ASTANA – Almaty court delivered its final verdict on Jan. 27 in the case of the January 2022 unrest, sentencing 45 defendants involved in the violent protests, reported Kazinform.
Among those sentenced were Arman Zhumageldiev, known as Dikyi (Wild) Arman, given 20 years in prison, and former Almaty maslikhat (local representative body) deputy Kairat Kudaibergen, sentenced to eight years.
Ruslan Iskakov, former head of the National Security Committee’s fifth department, was given 15.6 years and a lifetime ban from holding civil service positions.
Former financial police agent Talgat Makhatov was sentenced to 15 years in prison, and journalist Berdakh Berdymuratov received a seven-year sentence.

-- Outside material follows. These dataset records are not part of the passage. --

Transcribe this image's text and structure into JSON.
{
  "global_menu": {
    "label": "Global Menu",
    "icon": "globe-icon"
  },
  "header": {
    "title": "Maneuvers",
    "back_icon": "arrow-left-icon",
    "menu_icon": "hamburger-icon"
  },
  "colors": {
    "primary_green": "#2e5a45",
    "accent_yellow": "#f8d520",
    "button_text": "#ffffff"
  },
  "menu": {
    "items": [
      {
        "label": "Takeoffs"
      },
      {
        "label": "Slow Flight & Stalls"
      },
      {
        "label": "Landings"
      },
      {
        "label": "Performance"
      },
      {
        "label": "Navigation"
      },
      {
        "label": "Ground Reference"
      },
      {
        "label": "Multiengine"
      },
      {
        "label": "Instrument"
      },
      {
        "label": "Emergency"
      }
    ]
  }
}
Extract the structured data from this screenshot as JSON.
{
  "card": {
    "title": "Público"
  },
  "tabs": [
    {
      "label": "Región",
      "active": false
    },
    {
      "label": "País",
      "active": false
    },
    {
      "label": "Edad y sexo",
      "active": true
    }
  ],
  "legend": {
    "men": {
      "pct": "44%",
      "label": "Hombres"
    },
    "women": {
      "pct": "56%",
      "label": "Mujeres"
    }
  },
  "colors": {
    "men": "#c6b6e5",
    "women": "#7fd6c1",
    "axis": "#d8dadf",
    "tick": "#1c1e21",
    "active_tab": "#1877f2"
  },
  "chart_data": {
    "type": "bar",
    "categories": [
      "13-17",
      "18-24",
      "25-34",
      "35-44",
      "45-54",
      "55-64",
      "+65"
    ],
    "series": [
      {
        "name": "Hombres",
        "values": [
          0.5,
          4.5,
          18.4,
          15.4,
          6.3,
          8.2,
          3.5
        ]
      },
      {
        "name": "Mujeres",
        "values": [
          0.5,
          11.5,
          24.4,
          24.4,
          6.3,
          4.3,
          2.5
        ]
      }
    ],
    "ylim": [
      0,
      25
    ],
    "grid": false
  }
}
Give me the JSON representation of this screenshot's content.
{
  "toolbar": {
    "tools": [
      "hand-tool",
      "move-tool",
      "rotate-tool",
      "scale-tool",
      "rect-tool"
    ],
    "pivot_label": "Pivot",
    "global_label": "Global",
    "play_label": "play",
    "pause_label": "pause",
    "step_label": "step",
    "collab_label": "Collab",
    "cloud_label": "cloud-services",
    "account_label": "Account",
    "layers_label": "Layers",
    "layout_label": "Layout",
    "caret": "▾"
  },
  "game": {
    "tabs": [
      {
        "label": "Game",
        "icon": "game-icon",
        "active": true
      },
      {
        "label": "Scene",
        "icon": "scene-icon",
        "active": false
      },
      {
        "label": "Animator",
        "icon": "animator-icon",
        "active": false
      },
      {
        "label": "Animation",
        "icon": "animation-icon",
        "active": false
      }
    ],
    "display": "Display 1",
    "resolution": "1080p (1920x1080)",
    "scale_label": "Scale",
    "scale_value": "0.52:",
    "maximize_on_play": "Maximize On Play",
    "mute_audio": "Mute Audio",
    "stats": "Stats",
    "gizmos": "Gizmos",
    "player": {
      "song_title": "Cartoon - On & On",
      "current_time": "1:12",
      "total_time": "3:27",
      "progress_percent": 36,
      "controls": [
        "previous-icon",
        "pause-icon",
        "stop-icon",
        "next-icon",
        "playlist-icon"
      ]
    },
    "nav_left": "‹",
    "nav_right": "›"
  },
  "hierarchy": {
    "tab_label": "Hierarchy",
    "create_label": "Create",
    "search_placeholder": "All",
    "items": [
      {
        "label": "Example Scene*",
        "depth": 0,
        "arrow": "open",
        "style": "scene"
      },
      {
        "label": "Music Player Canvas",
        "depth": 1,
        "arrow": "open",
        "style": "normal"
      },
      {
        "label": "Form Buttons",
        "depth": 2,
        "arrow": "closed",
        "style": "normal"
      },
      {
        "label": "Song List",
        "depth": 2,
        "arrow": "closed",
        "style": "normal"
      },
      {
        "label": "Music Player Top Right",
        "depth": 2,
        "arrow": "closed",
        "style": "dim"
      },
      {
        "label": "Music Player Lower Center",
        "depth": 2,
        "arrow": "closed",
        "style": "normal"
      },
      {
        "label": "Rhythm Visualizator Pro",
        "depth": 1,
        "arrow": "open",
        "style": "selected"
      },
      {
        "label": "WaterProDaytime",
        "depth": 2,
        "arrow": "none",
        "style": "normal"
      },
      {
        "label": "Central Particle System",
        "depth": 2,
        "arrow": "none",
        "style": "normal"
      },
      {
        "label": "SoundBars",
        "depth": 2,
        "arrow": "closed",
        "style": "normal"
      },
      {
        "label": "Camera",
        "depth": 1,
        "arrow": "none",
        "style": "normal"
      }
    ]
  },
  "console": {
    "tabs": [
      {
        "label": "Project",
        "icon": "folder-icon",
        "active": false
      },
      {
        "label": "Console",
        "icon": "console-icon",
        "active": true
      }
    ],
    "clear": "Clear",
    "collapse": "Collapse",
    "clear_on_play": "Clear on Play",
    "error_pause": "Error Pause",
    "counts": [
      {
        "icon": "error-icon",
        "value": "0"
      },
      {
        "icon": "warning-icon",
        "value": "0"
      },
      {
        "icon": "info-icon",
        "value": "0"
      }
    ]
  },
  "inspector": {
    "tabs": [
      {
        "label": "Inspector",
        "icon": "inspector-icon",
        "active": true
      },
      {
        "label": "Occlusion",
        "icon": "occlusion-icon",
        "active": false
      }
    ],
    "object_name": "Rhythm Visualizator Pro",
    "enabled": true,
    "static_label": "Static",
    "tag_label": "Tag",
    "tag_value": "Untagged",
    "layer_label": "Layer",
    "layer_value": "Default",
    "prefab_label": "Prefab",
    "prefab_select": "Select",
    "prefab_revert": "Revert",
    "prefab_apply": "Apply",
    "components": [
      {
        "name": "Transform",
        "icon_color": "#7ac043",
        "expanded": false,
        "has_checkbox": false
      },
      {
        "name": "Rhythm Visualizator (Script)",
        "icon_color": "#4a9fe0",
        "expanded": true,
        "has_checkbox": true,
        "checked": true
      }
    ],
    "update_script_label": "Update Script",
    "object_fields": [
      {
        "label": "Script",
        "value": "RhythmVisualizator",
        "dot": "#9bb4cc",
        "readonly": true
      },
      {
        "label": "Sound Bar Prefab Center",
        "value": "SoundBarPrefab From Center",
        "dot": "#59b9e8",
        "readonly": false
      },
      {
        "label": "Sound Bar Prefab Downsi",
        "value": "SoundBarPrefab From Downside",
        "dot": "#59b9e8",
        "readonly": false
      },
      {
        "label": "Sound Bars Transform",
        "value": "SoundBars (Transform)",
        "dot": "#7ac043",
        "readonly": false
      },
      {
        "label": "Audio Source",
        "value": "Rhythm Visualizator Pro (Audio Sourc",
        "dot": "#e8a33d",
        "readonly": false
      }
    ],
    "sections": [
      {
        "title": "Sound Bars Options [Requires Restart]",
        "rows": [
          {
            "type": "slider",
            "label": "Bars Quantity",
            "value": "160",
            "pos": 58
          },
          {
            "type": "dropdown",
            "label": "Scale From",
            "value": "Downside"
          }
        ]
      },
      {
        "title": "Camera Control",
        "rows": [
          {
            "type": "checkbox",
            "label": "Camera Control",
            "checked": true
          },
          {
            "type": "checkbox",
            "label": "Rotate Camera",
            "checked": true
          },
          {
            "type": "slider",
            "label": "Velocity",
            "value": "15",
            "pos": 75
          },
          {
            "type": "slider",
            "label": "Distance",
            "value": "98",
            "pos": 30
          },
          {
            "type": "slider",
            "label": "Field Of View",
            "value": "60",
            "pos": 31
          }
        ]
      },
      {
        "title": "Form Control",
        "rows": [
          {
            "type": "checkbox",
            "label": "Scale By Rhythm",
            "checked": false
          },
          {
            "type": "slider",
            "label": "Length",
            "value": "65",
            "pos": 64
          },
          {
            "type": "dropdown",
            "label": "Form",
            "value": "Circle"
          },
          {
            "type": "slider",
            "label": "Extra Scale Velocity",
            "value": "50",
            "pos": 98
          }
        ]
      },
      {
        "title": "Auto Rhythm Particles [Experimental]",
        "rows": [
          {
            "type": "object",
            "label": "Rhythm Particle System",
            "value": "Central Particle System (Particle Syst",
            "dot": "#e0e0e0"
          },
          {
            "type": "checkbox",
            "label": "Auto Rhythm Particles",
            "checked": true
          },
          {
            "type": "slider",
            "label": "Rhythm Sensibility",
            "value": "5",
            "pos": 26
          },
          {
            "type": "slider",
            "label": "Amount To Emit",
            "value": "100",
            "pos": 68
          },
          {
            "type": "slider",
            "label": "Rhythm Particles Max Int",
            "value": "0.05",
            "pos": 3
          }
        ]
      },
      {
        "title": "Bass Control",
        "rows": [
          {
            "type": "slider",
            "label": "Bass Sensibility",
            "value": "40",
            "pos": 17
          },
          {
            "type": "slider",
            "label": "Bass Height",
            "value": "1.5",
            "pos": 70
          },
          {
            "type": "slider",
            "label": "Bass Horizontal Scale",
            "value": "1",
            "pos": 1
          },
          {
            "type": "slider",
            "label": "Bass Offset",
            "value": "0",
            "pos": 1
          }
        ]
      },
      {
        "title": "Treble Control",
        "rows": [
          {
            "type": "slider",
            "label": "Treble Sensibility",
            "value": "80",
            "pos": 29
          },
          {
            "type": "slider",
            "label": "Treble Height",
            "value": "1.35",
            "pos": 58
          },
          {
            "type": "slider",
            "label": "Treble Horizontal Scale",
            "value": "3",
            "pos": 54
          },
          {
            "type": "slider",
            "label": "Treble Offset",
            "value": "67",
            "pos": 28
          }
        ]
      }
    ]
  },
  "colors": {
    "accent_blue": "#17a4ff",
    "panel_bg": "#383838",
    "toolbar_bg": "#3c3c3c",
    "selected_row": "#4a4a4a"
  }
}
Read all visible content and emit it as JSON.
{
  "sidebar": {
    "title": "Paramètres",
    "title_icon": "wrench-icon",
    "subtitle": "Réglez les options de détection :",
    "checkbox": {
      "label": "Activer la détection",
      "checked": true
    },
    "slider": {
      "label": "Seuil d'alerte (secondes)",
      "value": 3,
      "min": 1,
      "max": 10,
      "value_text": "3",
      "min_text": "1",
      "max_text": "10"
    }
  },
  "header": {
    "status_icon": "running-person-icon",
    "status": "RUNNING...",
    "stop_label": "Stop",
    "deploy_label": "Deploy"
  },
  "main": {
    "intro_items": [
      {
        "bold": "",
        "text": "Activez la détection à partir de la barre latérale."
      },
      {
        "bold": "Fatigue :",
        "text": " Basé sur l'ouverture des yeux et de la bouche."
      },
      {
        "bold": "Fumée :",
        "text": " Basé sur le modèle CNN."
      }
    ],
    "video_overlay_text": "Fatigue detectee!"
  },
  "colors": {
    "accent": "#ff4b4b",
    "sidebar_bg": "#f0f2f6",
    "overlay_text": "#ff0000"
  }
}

The remaining 40 individuals on trial faced charges ranging from abuse of power to participation in mass riots and received sentences ranging from one to 15 years.
The January events, also known as Qandy Qantar (bloody January), began on Jan. 2, 2022, in the small town of Zhanaozen in the oil-rich Mangystau Region in western Kazakhstan. People took to the streets over a sharp increase in the price of liquefied gas from 60 tenge (US$0.12) to 120 tenge (US$0.23) a liter, which the government had to address later.
However, protests spread to other cities, including Almaty, the nation’s largest city and former capital. According to Kazakh Prosecutor General Berik Asylov, peaceful protests were “taken over by organized criminal groups” in what the country’s leadership called an “attempted coup d’etat.” He said that most of the participants were under 30 years of age.